Well, if the shoe fits, she concluded, amused.
She pushed a third time and the gurgle was louder and was mercifully followed by the ejection of a short stream of water from his mouth. Then he coughed and rolled his head.
He was alive. They'd made it.
"Easy, Castle," she advised when he tried to lift his arms, but found the sleeves of his waterlogged coat heavy and his spent arm muscles resistant to any activity. She helped him into a sitting position as he hacked out the last of the water and began taking slow, deep breaths.
"Beckett," was all he said as he looked past her side.
"I'm here, Castle. We're both here. We made it."
She lifted his head so she could look at those eyes and he could look into hers. Some of the color was returning to his face. She helped him slip off his coat to avoid hypothermia and shoved it away.
He reached up and placed his shivering hands on her sides, gently, around where her bra could be easily felt against her blouse that clung to her wet body. They both were shaking now, both bodies working overtime to warm themselves. So they huddled close together so their breath mingled.
"You saved me." He squeaked.
"We saved each other. Remember? You found my gun."

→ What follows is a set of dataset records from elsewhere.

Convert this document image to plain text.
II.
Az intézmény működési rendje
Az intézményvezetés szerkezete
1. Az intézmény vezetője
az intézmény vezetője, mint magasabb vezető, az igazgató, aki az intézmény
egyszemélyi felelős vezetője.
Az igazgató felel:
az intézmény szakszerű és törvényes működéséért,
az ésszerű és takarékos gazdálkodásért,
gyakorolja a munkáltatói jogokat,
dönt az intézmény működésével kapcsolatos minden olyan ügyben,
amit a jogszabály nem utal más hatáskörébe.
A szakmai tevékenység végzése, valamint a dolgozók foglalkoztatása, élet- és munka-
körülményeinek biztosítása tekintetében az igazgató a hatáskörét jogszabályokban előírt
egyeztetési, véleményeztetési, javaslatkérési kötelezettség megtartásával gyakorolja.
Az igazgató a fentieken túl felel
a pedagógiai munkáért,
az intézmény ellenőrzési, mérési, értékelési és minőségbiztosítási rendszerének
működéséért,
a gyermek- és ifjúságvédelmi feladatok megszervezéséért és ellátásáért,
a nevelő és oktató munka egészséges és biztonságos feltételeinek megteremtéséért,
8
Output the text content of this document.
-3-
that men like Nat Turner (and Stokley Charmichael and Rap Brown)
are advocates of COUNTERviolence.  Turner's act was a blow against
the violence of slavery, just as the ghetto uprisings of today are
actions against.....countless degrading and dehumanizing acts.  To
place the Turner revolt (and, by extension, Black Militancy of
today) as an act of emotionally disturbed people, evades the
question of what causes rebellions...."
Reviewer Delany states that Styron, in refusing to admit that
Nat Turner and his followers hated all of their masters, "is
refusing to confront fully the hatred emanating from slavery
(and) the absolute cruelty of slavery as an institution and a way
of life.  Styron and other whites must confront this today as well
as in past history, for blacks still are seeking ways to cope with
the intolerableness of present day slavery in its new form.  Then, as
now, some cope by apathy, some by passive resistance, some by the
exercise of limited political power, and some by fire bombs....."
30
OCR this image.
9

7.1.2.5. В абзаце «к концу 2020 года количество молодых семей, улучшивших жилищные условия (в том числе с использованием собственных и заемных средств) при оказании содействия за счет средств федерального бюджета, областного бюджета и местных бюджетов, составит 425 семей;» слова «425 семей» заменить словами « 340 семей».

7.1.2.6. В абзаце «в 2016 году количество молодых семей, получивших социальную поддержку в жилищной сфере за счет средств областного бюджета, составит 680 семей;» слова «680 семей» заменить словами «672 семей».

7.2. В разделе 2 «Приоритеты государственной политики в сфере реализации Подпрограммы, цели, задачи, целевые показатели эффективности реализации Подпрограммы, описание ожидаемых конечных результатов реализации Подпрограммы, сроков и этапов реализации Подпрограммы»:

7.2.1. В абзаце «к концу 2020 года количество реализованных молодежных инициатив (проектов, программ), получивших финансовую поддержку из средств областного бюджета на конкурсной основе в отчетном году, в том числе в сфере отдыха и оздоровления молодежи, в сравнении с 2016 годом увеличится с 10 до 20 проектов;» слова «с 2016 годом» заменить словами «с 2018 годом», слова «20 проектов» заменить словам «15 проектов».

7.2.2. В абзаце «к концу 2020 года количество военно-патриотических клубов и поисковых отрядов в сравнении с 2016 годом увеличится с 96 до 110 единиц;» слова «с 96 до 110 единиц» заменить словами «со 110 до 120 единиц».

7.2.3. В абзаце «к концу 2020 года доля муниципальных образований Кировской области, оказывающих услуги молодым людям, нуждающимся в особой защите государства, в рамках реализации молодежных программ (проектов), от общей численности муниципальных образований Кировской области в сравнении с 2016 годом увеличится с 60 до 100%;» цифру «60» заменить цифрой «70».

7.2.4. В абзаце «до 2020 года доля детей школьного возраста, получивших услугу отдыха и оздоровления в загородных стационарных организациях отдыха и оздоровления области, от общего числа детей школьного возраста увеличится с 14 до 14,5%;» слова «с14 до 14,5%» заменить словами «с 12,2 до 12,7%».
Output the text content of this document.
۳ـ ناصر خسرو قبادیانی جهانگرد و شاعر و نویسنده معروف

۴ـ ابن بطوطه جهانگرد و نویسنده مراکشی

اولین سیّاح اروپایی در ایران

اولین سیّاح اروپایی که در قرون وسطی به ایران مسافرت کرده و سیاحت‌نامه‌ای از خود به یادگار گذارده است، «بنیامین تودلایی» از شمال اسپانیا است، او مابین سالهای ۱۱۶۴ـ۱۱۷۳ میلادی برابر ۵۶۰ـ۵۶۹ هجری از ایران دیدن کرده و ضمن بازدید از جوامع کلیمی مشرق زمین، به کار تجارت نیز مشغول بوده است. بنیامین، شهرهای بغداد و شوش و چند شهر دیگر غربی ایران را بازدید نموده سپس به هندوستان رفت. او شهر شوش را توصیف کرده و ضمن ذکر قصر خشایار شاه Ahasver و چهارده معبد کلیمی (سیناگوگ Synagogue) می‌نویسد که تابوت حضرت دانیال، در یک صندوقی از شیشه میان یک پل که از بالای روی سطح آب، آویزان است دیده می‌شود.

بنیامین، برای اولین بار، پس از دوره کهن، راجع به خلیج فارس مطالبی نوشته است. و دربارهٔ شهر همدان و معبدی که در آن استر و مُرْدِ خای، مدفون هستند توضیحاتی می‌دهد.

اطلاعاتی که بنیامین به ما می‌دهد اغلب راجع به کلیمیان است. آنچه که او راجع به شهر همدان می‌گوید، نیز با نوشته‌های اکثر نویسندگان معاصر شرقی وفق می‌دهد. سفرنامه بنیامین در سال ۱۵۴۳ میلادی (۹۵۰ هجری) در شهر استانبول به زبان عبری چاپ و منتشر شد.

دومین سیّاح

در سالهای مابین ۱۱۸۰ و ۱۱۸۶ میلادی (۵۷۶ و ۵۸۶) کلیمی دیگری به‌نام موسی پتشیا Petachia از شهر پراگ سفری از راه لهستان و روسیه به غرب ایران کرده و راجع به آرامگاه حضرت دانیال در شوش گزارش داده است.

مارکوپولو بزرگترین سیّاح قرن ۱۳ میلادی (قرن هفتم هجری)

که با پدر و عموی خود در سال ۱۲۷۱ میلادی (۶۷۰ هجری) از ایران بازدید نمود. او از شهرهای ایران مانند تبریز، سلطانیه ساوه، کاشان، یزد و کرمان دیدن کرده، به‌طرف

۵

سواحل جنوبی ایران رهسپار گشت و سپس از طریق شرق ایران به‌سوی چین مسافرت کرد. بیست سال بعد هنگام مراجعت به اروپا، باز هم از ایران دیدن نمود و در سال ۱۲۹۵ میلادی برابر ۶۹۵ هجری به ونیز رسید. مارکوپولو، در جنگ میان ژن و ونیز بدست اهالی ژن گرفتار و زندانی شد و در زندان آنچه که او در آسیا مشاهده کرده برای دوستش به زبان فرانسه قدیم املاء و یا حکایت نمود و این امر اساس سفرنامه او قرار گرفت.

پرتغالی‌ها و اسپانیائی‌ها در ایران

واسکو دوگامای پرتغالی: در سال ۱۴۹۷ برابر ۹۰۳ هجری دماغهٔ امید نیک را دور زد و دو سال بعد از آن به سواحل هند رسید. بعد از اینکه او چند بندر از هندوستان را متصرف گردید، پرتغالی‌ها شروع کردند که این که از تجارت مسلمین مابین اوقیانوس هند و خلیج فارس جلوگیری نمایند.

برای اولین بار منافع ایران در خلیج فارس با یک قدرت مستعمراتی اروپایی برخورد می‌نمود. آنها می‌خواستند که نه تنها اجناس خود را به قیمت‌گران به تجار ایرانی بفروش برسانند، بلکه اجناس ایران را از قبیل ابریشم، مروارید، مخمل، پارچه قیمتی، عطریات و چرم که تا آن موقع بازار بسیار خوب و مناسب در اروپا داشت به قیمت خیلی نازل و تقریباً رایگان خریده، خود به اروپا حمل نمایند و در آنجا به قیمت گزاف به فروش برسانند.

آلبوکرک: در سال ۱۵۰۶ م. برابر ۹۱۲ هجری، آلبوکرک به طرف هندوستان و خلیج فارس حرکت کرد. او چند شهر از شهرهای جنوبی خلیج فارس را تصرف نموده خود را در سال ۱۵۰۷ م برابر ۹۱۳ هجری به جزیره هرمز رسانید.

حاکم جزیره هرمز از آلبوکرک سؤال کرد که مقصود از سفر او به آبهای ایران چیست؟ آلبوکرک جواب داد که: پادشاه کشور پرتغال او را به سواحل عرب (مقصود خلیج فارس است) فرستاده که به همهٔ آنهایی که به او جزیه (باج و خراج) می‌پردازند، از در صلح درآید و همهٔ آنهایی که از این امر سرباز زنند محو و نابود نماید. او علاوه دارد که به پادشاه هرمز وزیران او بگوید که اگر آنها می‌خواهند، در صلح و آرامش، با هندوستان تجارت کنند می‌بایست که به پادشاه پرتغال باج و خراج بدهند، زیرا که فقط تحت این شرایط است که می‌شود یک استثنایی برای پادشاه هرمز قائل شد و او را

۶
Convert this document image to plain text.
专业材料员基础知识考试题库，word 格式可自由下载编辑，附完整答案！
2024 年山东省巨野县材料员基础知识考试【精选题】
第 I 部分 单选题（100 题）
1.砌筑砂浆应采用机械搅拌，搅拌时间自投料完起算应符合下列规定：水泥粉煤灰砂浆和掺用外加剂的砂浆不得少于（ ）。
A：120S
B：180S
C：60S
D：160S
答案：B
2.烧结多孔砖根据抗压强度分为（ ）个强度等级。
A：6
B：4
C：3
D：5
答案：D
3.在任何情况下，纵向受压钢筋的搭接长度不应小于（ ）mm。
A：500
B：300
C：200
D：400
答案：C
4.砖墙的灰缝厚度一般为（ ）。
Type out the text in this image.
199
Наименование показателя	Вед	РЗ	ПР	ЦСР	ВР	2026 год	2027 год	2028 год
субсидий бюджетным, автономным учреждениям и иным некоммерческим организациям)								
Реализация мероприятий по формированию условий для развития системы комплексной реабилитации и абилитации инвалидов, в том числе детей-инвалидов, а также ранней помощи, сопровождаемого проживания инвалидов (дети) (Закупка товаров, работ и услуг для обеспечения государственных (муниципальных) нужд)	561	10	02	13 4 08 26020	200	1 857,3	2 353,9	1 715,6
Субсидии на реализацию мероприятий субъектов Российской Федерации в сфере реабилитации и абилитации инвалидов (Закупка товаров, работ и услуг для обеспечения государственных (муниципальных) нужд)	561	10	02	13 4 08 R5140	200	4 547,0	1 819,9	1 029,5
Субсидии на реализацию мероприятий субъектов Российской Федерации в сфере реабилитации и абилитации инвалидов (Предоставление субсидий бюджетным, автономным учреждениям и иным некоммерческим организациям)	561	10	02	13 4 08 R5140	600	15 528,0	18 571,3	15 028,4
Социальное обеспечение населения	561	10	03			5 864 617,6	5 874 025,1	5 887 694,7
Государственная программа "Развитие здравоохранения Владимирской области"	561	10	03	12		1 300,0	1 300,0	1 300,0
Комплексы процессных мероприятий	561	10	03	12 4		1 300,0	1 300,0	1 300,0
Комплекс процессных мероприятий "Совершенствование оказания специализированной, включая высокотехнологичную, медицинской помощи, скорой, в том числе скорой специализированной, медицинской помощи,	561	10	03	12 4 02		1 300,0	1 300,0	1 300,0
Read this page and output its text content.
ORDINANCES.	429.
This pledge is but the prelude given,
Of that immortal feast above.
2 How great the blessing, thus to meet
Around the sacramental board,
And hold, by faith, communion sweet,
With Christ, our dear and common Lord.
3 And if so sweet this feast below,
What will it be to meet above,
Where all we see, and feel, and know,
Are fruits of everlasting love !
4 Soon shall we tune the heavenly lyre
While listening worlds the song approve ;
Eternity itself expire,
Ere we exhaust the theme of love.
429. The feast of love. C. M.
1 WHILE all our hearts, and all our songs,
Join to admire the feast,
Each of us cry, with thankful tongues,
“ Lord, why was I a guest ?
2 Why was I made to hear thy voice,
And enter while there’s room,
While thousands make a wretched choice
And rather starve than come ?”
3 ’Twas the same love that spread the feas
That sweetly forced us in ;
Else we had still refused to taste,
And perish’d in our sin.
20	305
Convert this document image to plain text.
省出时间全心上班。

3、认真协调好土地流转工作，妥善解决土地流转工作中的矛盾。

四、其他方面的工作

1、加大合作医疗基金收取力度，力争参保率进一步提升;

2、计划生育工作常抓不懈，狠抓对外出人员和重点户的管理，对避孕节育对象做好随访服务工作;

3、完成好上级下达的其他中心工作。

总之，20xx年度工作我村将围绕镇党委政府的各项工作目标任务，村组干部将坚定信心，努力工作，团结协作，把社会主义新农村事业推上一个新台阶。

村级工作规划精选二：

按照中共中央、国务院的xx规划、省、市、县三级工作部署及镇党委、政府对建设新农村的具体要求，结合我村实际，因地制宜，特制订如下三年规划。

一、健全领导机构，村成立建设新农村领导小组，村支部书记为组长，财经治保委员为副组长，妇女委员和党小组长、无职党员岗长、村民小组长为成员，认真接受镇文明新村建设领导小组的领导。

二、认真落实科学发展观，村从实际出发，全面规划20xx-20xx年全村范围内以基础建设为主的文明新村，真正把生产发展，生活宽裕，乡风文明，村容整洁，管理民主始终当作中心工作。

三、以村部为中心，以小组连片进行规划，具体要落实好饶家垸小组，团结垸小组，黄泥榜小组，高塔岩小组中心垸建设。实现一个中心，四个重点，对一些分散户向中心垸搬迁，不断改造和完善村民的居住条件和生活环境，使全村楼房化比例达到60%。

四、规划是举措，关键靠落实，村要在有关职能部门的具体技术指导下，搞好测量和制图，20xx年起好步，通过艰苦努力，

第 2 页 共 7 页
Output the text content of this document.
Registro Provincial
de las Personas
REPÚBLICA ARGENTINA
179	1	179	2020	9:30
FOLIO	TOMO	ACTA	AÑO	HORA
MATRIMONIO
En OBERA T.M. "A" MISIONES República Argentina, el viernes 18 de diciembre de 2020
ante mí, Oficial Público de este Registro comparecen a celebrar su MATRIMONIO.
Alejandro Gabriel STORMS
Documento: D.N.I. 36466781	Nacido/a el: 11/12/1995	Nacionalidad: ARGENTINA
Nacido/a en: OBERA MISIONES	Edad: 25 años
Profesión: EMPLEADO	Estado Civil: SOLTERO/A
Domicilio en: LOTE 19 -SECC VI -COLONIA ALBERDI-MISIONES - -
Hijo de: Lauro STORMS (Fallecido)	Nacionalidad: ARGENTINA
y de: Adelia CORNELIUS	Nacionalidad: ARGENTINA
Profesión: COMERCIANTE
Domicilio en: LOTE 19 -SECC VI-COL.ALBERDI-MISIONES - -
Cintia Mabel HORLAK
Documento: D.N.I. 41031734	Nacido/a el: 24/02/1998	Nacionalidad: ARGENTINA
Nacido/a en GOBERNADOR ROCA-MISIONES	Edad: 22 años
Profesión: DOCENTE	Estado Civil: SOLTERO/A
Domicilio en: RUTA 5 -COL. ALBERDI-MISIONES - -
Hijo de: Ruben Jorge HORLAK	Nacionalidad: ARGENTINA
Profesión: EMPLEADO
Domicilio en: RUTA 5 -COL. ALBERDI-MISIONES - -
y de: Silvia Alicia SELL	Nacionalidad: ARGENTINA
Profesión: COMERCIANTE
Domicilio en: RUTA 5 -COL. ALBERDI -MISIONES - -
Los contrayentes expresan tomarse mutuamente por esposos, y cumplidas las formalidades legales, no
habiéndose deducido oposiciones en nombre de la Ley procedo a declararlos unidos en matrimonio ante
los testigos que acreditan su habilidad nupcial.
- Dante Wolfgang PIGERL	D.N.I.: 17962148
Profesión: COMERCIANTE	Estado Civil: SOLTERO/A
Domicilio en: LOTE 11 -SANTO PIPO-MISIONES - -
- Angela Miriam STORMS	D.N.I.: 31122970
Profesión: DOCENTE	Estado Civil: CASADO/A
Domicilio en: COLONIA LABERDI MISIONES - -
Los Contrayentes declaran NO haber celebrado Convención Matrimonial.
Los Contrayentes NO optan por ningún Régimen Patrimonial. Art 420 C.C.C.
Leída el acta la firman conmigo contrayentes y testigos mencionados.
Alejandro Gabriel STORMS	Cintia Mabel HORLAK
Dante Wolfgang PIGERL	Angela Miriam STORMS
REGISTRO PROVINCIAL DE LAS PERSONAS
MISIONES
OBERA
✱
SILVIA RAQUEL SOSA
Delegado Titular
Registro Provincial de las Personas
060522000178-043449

"Right." He said and his eyes registered that it was coming back to him. All of it. "I swear, I thought I was gonna die. I saw you in front of me, above me. And thought I won't make it. We were too deep and I couldn't wait to breath any longer. We were so far down. I opened my mouth to breath, but sucked in nothing but water. The last thing I remember was reaching up to push you."
What? He had pushed her? When she thought he was reaching for her because he wanted help, his real intention was to help her. When she thought he was trying to save himself, his real intention had been to save her.
"I thought you were reaching for my hand. For help. I thought you needed help."
"I knew you needed it more than me."
Their eyes met again, a third time she realized. And just like her third push on his chest had revived him by forcing water out of him, their locked gazes forced something to flood her system.
She told herself it was the usual euphoria that one experienced after having narrowly beaten back death, but she ignored the idea. She'd felt that euphoria before and this was more. It had a different dimension. And, her heart hoped, would have a different result.
Her reverie was broken when his head lolled against her chest, coming to rest in the space in between her breasts. She was surprised by the closeness, the intimacy, for an instant then she gave in to her own fatigue and didn't fight him off. His head turned so his cheek was pressed against her sopping shirt. Still shivering, she huddled against him for warmth. He inhaled sharply and his face twisted into what looked like a grimace.
"Castle?"
"I'm fine. Just cold. And exhausted. I can't hold myself up I'm so exhausted. I hurt all over but I can't stop shivering." He felt and sounded like a helpless, injured child who only wanted comfort.
"It's the cold water and the adrenaline backing off." She guessed.
"Yeah. One thing's for sure though, it's gonna be a while before I swim laps in the pool at my health club."
She let out a laugh as the comment caused bright warmth to spread out from her heart. She wrapped an arm around his shoulders and cradled his head against her with her other hand as she heard sirens approaching. He weakly slipped his arms around her waist.
He made it. He was back.
They'd both made it. And both would be back.